/joh'liks/ n.,adj. 386BSD

Porting Unix to the 386: A Practical Approach



William & Lynne Jolitz







Validating GCC for Use in a Cross-Environment
We found GCC to have many fine qualities--unfortunately, cross-support operation was not one of them. From its inception, GCC has traditionally been run on the host on which it was compiled, and little thought has been put into preserving its ability to run on a machine vastly different from that host. In addition, some architectures supported under GCC relied to some degree on the presence of a preexisting native compiler to compile GCC and parts of its own compiler support libraries. To be fair, the compiler itself is quite capable of compiling and supporting itself. However, as originally configured, both cross-support and compiler bootstrapping are not very satisfying.

Other hurdles which we had to surmount included locating host compiler bugs upon compiling GCC. Unlike other compiler writers who attempt to minimize the use of arbitrary C features in their code, GCC's creators revel in it. As a result, compiling GCC itself constitutes an excellent test of a compiler because of its rich use of the language, and the impressive demands (macros, pointer dereferencing) it places on the said compiler. While this style of implementation goes loggerheads with practical portability in our compromised "real" world, we must admit that the creators of GCC show fearless, if not reckless, faith in their compiler. No one else so completely exploits the C language, at the price of providing faultless support for such an extensive use of the language. The intellectual honesty required for such an implementation has received its fair portion of praise.

In the course of attempting to qualify a cross-host, we attempted to compile GCC on many machines. One less than serious attempt was made to compile portions of GCC on MS-DOS using various common PC C compilers. As expected, we got dismal results. We found that to compile GCC on MS-DOS, we would have to extensively rewrite the code, and also use some manner of MS-DOS extender--an effort not compatible with our specification goals. We did consider using the standalone library (see "The Standalone System" in DDJ, March 1991) to run GCC in native mode after compiling GCC on a borrowed 386 system elsewhere, but gave up on this when our cross-host version of GCC stabilized. We worried that these two PC-hosted approaches would not only require a great deal of additional work, but also require us to maintain them in the future for avid users. Perhaps a fate worse than death?
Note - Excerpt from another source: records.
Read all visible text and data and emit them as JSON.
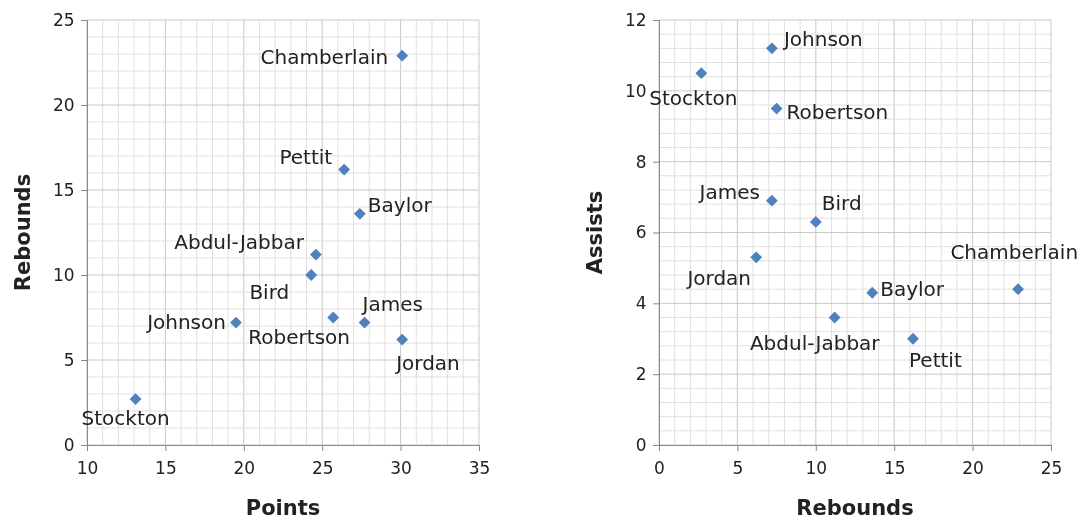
{
  "chart_data": [
    {
      "type": "scatter",
      "xlabel": "Points",
      "ylabel": "Rebounds",
      "xlim": [
        10,
        35
      ],
      "xticks": [
        10,
        15,
        20,
        25,
        30,
        35
      ],
      "ylim": [
        0,
        25
      ],
      "yticks": [
        0,
        5,
        10,
        15,
        20,
        25
      ],
      "grid": true,
      "marker": "diamond",
      "series": [
        {
          "color": "#4f81bd",
          "x": [
            30.1,
            26.4,
            27.4,
            24.6,
            24.3,
            19.5,
            25.7,
            27.7,
            30.1,
            13.1
          ],
          "values": [
            22.9,
            16.2,
            13.6,
            11.2,
            10.0,
            7.2,
            7.5,
            7.2,
            6.2,
            2.7
          ]
        }
      ],
      "annotations": [
        {
          "text": "Chamberlain",
          "x": 30.1,
          "y": 22.9
        },
        {
          "text": "Pettit",
          "x": 26.4,
          "y": 16.2
        },
        {
          "text": "Baylor",
          "x": 27.4,
          "y": 13.6
        },
        {
          "text": "Abdul-Jabbar",
          "x": 24.6,
          "y": 11.2
        },
        {
          "text": "Bird",
          "x": 24.3,
          "y": 10.0
        },
        {
          "text": "Johnson",
          "x": 19.5,
          "y": 7.2
        },
        {
          "text": "Robertson",
          "x": 25.7,
          "y": 7.5
        },
        {
          "text": "James",
          "x": 27.7,
          "y": 7.2
        },
        {
          "text": "Jordan",
          "x": 30.1,
          "y": 6.2
        },
        {
          "text": "Stockton",
          "x": 13.1,
          "y": 2.7
        }
      ]
    },
    {
      "type": "scatter",
      "xlabel": "Rebounds",
      "ylabel": "Assists",
      "xlim": [
        0,
        25
      ],
      "xticks": [
        0,
        5,
        10,
        15,
        20,
        25
      ],
      "ylim": [
        0,
        12
      ],
      "yticks": [
        0,
        2,
        4,
        6,
        8,
        10,
        12
      ],
      "grid": true,
      "marker": "diamond",
      "series": [
        {
          "color": "#4f81bd",
          "x": [
            7.2,
            2.7,
            7.5,
            7.2,
            10.0,
            6.2,
            13.6,
            11.2,
            16.2,
            22.9
          ],
          "values": [
            11.2,
            10.5,
            9.5,
            6.9,
            6.3,
            5.3,
            4.3,
            3.6,
            3.0,
            4.4
          ]
        }
      ],
      "annotations": [
        {
          "text": "Johnson",
          "x": 7.2,
          "y": 11.2
        },
        {
          "text": "Stockton",
          "x": 2.7,
          "y": 10.5
        },
        {
          "text": "Robertson",
          "x": 7.5,
          "y": 9.5
        },
        {
          "text": "James",
          "x": 7.2,
          "y": 6.9
        },
        {
          "text": "Bird",
          "x": 10.0,
          "y": 6.3
        },
        {
          "text": "Jordan",
          "x": 6.2,
          "y": 5.3
        },
        {
          "text": "Baylor",
          "x": 13.6,
          "y": 4.3
        },
        {
          "text": "Abdul-Jabbar",
          "x": 11.2,
          "y": 3.6
        },
        {
          "text": "Pettit",
          "x": 16.2,
          "y": 3.0
        },
        {
          "text": "Chamberlain",
          "x": 22.9,
          "y": 4.4
        }
      ]
    }
  ]
}
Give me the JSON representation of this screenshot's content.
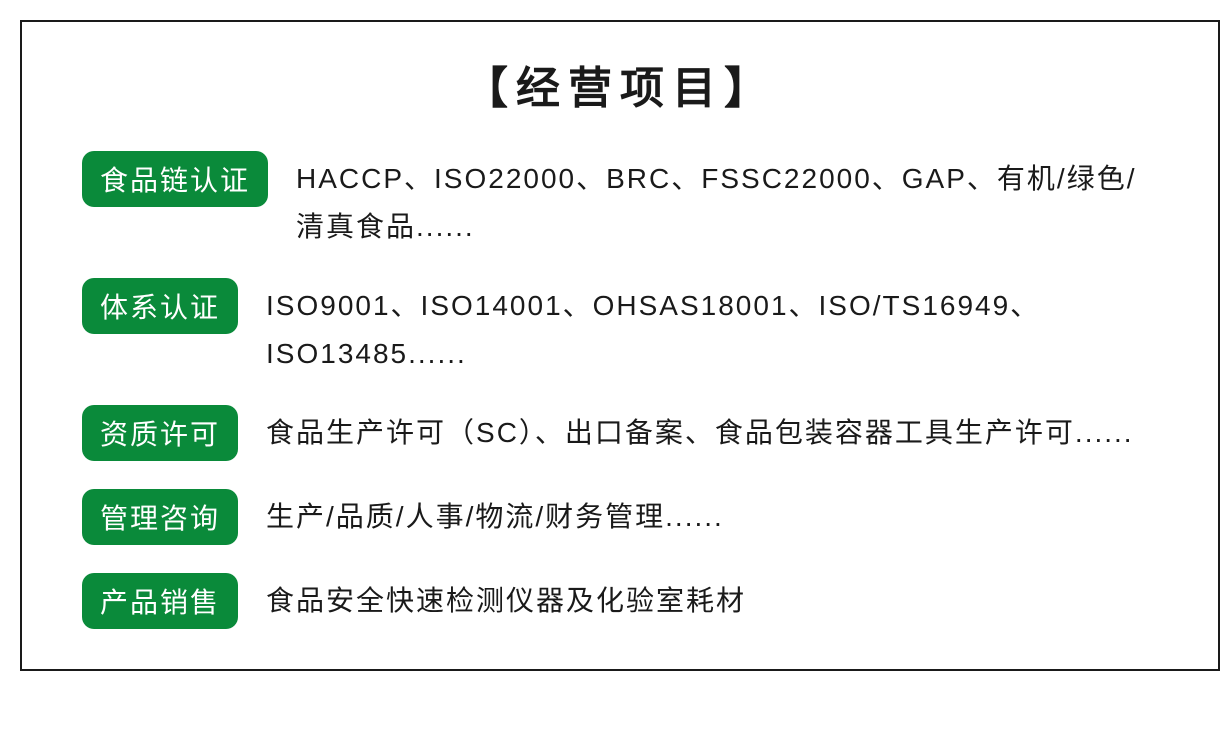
{
  "title": "【经营项目】",
  "badge_bg_color": "#0a8a3a",
  "badge_text_color": "#ffffff",
  "border_color": "#1a1a1a",
  "text_color": "#1a1a1a",
  "title_fontsize": 44,
  "body_fontsize": 28,
  "items": [
    {
      "label": "食品链认证",
      "desc": "HACCP、ISO22000、BRC、FSSC22000、GAP、有机/绿色/清真食品......"
    },
    {
      "label": "体系认证",
      "desc": "ISO9001、ISO14001、OHSAS18001、ISO/TS16949、ISO13485......"
    },
    {
      "label": "资质许可",
      "desc": "食品生产许可（SC）、出口备案、食品包装容器工具生产许可......"
    },
    {
      "label": "管理咨询",
      "desc": "生产/品质/人事/物流/财务管理......"
    },
    {
      "label": "产品销售",
      "desc": "食品安全快速检测仪器及化验室耗材"
    }
  ]
}
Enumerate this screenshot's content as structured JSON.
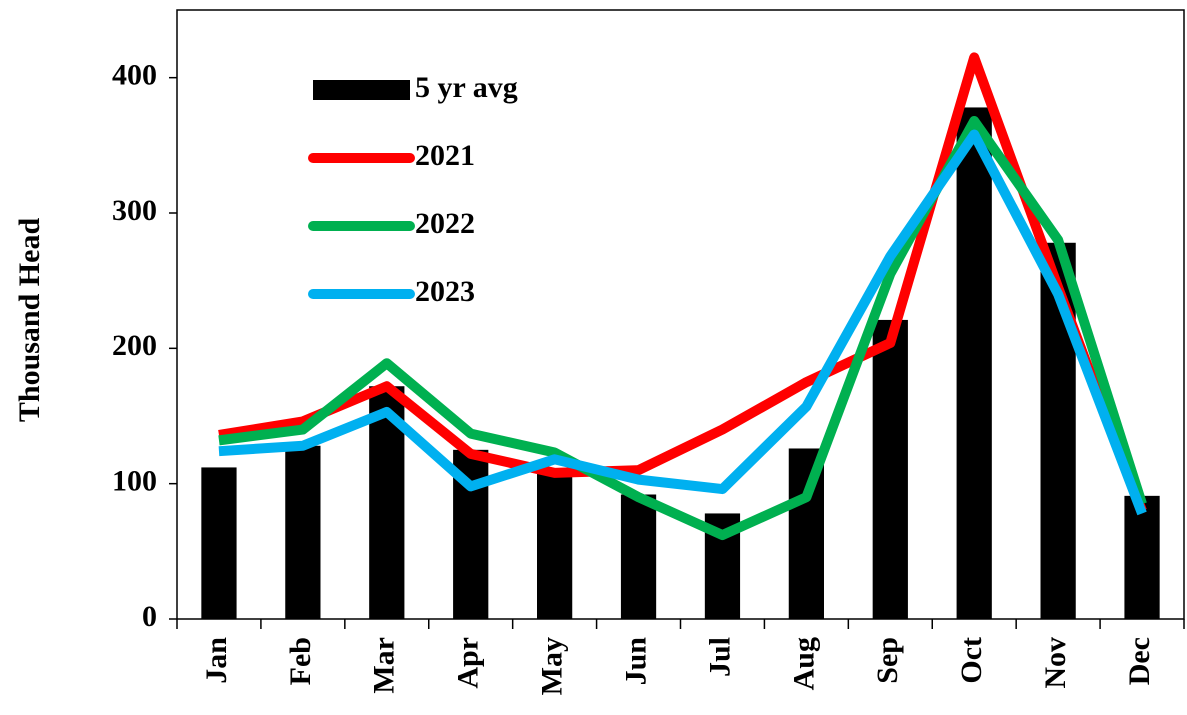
{
  "chart_data": {
    "type": "bar",
    "y_label": "Thousand Head",
    "categories": [
      "Jan",
      "Feb",
      "Mar",
      "Apr",
      "May",
      "Jun",
      "Jul",
      "Aug",
      "Sep",
      "Oct",
      "Nov",
      "Dec"
    ],
    "series": [
      {
        "name": "5 yr avg",
        "type": "bar",
        "color": "#000000",
        "values": [
          112,
          128,
          172,
          125,
          110,
          92,
          78,
          126,
          221,
          378,
          278,
          91
        ]
      },
      {
        "name": "2021",
        "type": "line",
        "color": "#ff0000",
        "values": [
          136,
          146,
          172,
          122,
          108,
          110,
          140,
          175,
          204,
          415,
          245,
          80
        ]
      },
      {
        "name": "2022",
        "type": "line",
        "color": "#00b050",
        "values": [
          132,
          140,
          189,
          137,
          123,
          90,
          62,
          90,
          255,
          368,
          280,
          85
        ]
      },
      {
        "name": "2023",
        "type": "line",
        "color": "#00b0f0",
        "values": [
          124,
          128,
          153,
          98,
          118,
          103,
          96,
          157,
          268,
          358,
          240,
          78
        ]
      }
    ],
    "ylim": [
      0,
      450
    ],
    "yticks": [
      0,
      100,
      200,
      300,
      400
    ]
  }
}
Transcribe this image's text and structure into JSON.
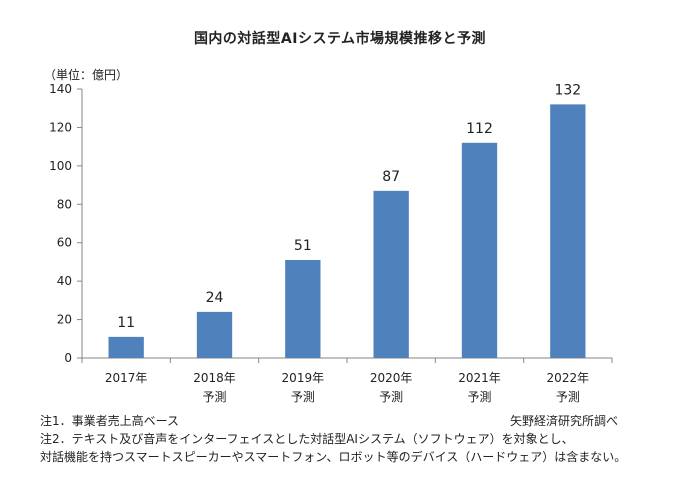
{
  "chart_data": {
    "type": "bar",
    "title": "国内の対話型AIシステム市場規模推移と予測",
    "unit_label": "（単位：億円）",
    "categories": [
      {
        "year": "2017年",
        "sub": ""
      },
      {
        "year": "2018年",
        "sub": "予測"
      },
      {
        "year": "2019年",
        "sub": "予測"
      },
      {
        "year": "2020年",
        "sub": "予測"
      },
      {
        "year": "2021年",
        "sub": "予測"
      },
      {
        "year": "2022年",
        "sub": "予測"
      }
    ],
    "values": [
      11,
      24,
      51,
      87,
      112,
      132
    ],
    "data_labels": [
      "11",
      "24",
      "51",
      "87",
      "112",
      "132"
    ],
    "ylim": [
      0,
      140
    ],
    "yticks": [
      0,
      20,
      40,
      60,
      80,
      100,
      120,
      140
    ],
    "grid": false,
    "colors": {
      "bar": "#4f81bd",
      "axis": "#868686"
    }
  },
  "notes": {
    "note1": "注1．事業者売上高ベース",
    "note2": "注2．テキスト及び音声をインターフェイスとした対話型AIシステム（ソフトウェア）を対象とし、",
    "note3": "対話機能を持つスマートスピーカーやスマートフォン、ロボット等のデバイス（ハードウェア）は含まない。"
  },
  "source": "矢野経済研究所調べ"
}
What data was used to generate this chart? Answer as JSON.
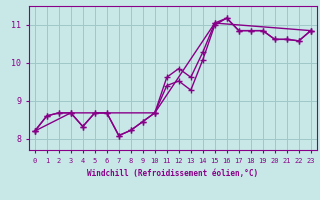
{
  "bg_color": "#c8e8e8",
  "grid_color": "#a0c8c8",
  "line_color": "#880088",
  "xlabel": "Windchill (Refroidissement éolien,°C)",
  "xlim": [
    -0.5,
    23.5
  ],
  "ylim": [
    7.7,
    11.5
  ],
  "yticks": [
    8,
    9,
    10,
    11
  ],
  "xticks": [
    0,
    1,
    2,
    3,
    4,
    5,
    6,
    7,
    8,
    9,
    10,
    11,
    12,
    13,
    14,
    15,
    16,
    17,
    18,
    19,
    20,
    21,
    22,
    23
  ],
  "line1_x": [
    0,
    1,
    2,
    3,
    4,
    5,
    6,
    7,
    8,
    9,
    10,
    11,
    12,
    13,
    14,
    15,
    16,
    17,
    18,
    19,
    20,
    21,
    22,
    23
  ],
  "line1_y": [
    8.2,
    8.6,
    8.68,
    8.68,
    8.32,
    8.68,
    8.68,
    8.08,
    8.22,
    8.45,
    8.68,
    9.4,
    9.52,
    9.28,
    10.08,
    11.0,
    11.18,
    10.85,
    10.85,
    10.85,
    10.62,
    10.62,
    10.58,
    10.85
  ],
  "line2_x": [
    0,
    1,
    2,
    3,
    4,
    5,
    6,
    7,
    8,
    9,
    10,
    11,
    12,
    13,
    14,
    15,
    16,
    17,
    18,
    19,
    20,
    21,
    22,
    23
  ],
  "line2_y": [
    8.2,
    8.6,
    8.68,
    8.68,
    8.32,
    8.68,
    8.68,
    8.08,
    8.22,
    8.45,
    8.68,
    9.62,
    9.85,
    9.62,
    10.28,
    11.05,
    11.18,
    10.85,
    10.85,
    10.85,
    10.62,
    10.62,
    10.58,
    10.85
  ],
  "line3_x": [
    0,
    3,
    10,
    15,
    23
  ],
  "line3_y": [
    8.2,
    8.68,
    8.68,
    11.05,
    10.85
  ]
}
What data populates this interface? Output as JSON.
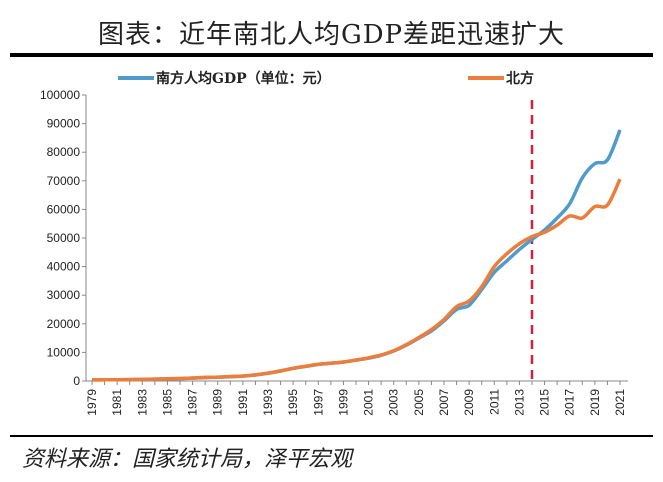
{
  "title": "图表：近年南北人均GDP差距迅速扩大",
  "source": "资料来源：国家统计局，泽平宏观",
  "chart_data": {
    "type": "line",
    "title": "图表：近年南北人均GDP差距迅速扩大",
    "xlabel": "",
    "ylabel": "",
    "ylim": [
      0,
      100000
    ],
    "yticks": [
      "0",
      "10000",
      "20000",
      "30000",
      "40000",
      "50000",
      "60000",
      "70000",
      "80000",
      "90000",
      "100000"
    ],
    "x": [
      1979,
      1980,
      1981,
      1982,
      1983,
      1984,
      1985,
      1986,
      1987,
      1988,
      1989,
      1990,
      1991,
      1992,
      1993,
      1994,
      1995,
      1996,
      1997,
      1998,
      1999,
      2000,
      2001,
      2002,
      2003,
      2004,
      2005,
      2006,
      2007,
      2008,
      2009,
      2010,
      2011,
      2012,
      2013,
      2014,
      2015,
      2016,
      2017,
      2018,
      2019,
      2020,
      2021
    ],
    "xticks": [
      "1979",
      "1981",
      "1983",
      "1985",
      "1987",
      "1989",
      "1991",
      "1993",
      "1995",
      "1997",
      "1999",
      "2001",
      "2003",
      "2005",
      "2007",
      "2009",
      "2011",
      "2013",
      "2015",
      "2017",
      "2019",
      "2021"
    ],
    "grid": false,
    "legend_placement": "top",
    "vline": {
      "x": 2014,
      "color": "#d6203a",
      "style": "dashed"
    },
    "series": [
      {
        "name": "南方人均GDP（单位：元）",
        "color": "#4f9bcb",
        "values": [
          380,
          420,
          450,
          500,
          550,
          650,
          780,
          850,
          1000,
          1200,
          1300,
          1500,
          1700,
          2100,
          2700,
          3500,
          4400,
          5100,
          5800,
          6200,
          6600,
          7300,
          8000,
          9000,
          10500,
          12500,
          15000,
          17500,
          21000,
          25000,
          26500,
          32000,
          38000,
          42000,
          46000,
          49500,
          52800,
          57000,
          62000,
          71000,
          76000,
          77300,
          87800
        ]
      },
      {
        "name": "北方",
        "color": "#ed7d3a",
        "values": [
          380,
          420,
          450,
          500,
          550,
          650,
          800,
          880,
          1050,
          1250,
          1350,
          1550,
          1750,
          2150,
          2750,
          3550,
          4450,
          5150,
          5850,
          6250,
          6650,
          7350,
          8100,
          9100,
          10600,
          12700,
          15200,
          18000,
          21500,
          26000,
          28000,
          33000,
          40000,
          44500,
          48000,
          50500,
          52000,
          54500,
          57700,
          57000,
          61000,
          61500,
          70600
        ]
      }
    ]
  }
}
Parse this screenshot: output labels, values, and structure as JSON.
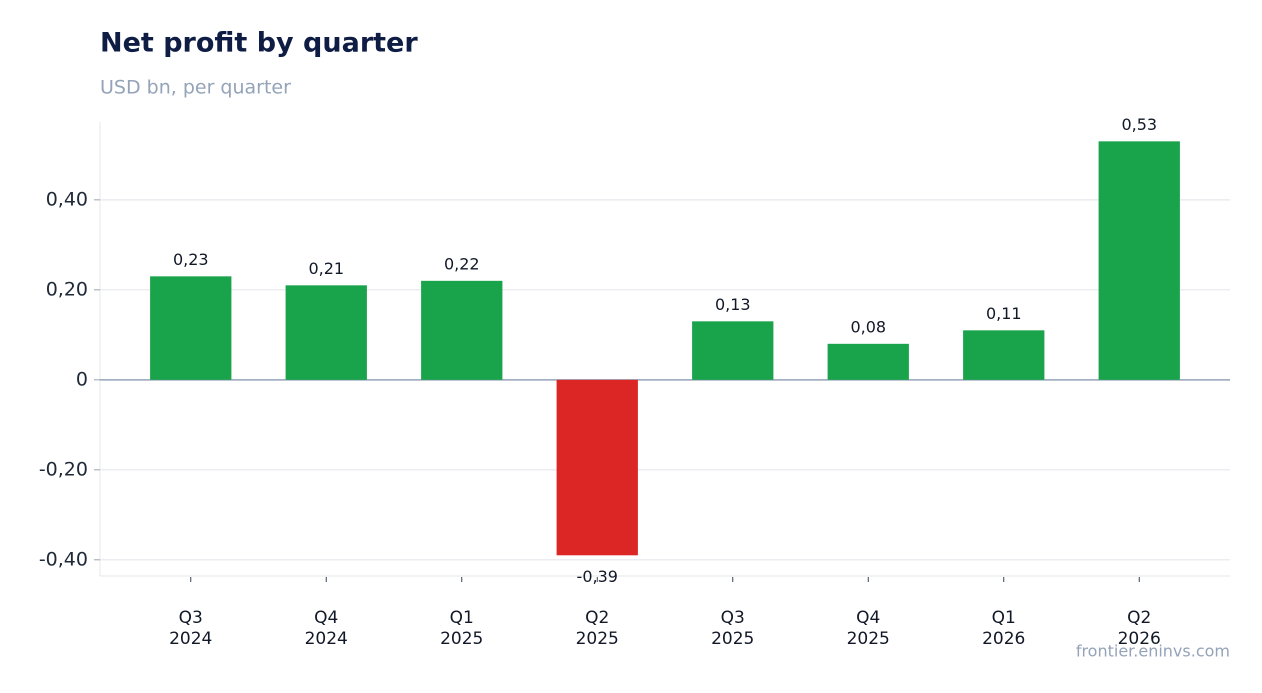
{
  "chart_data": {
    "type": "bar",
    "title": "Net profit by quarter",
    "subtitle": "USD bn, per quarter",
    "source": "frontier.eninvs.com",
    "categories": [
      [
        "Q3",
        "2024"
      ],
      [
        "Q4",
        "2024"
      ],
      [
        "Q1",
        "2025"
      ],
      [
        "Q2",
        "2025"
      ],
      [
        "Q3",
        "2025"
      ],
      [
        "Q4",
        "2025"
      ],
      [
        "Q1",
        "2026"
      ],
      [
        "Q2",
        "2026"
      ]
    ],
    "values": [
      0.23,
      0.21,
      0.22,
      -0.39,
      0.13,
      0.08,
      0.11,
      0.53
    ],
    "value_labels": [
      "0,23",
      "0,21",
      "0,22",
      "-0,39",
      "0,13",
      "0,08",
      "0,11",
      "0,53"
    ],
    "colors": [
      "#19a34a",
      "#19a34a",
      "#19a34a",
      "#dc2626",
      "#19a34a",
      "#19a34a",
      "#19a34a",
      "#19a34a"
    ],
    "ylim": [
      -0.436,
      0.573
    ],
    "yticks": [
      {
        "value": -0.4,
        "label": "-0,40"
      },
      {
        "value": -0.2,
        "label": "-0,20"
      },
      0,
      {
        "value": 0.2,
        "label": "0,20"
      },
      {
        "value": 0.4,
        "label": "0,40"
      }
    ],
    "grid": true
  }
}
Our intended cross-host, a UNIX machine, had many problems in compiling GCC, even though the compiler has been part of a stable production system for many years. However, consistency checks within GCC itself allowed us to locate the nature of the problem to within a few thousand instructions, whereupon we would tediously single-step to the problem with a debugger. Since we could not fix the cross-host's native compiler (frequently this would mean exchanging the bug you know for the bugs generated by the fix that you don't know), we mauled GCC itself and defeated portions of the compiler in a successful attempt to avoid code that the native compiler would mishandle. Due to the nature of the native compiler bug (an obscure pointer aliasing problem), this was the only way we could convince ourselves that we were not just migrating the bug. As you might expect from our mention above, one of the best tests of our then-generated cross-compiler was GCC itself.

Another aspect of running GCC in a cross-environment is dealing with an internal support library known as gnulib.a. GCC is arranged so that portions of machine-dependent operations not implemented by the compiler itself with issued assembly code will instead be implemented by a subroutine call to a gnulib.a entry point. To cleverly implement these missing areas within the compiler, one creates gnulib.a by compiling source code encapsulating the missing feature with the native host's compiler (not GCC), relying on it to implement the missing feature as it sees fit. Here's an example. Suppose we have the C expression:

  if(a != b)....


Let's assume the compiler does not know how to handle !=. It could generate code to call a gnulib entry point:

      ...
    pushl _a
    pushl _b
    call noteqsi2
      ...
The gnulib would contain code compiled with a different native compiler than GCC, one that can deal with a != expression:

  noteqsi2(n,m) {
                return(n != m);
  }
This is a sneaky way to leverage an existing native compiler to fill out voids in GCC. Surprisingly, this works with our cross-host in most cases. We implemented a replacement for gnulib only as needed (few are ever called).

We ran into an entertaining problem when we first moved the compiler onto the 386. Because we no longer needed our cross-host modifications to GCC, we started recompiling the stock version of GCC, including gnulib, with the only compiler we had on our nascent BSD UNIX system, namely GCC. GCC generated code that would call the support library, which in turn would then call itself to implement the same support, and so on ad infinitum! This is another minor example on the lack of native support for GCC in the then standard release. It is expected that GCC 2.0 and later versions will better address these and other cross-support issues.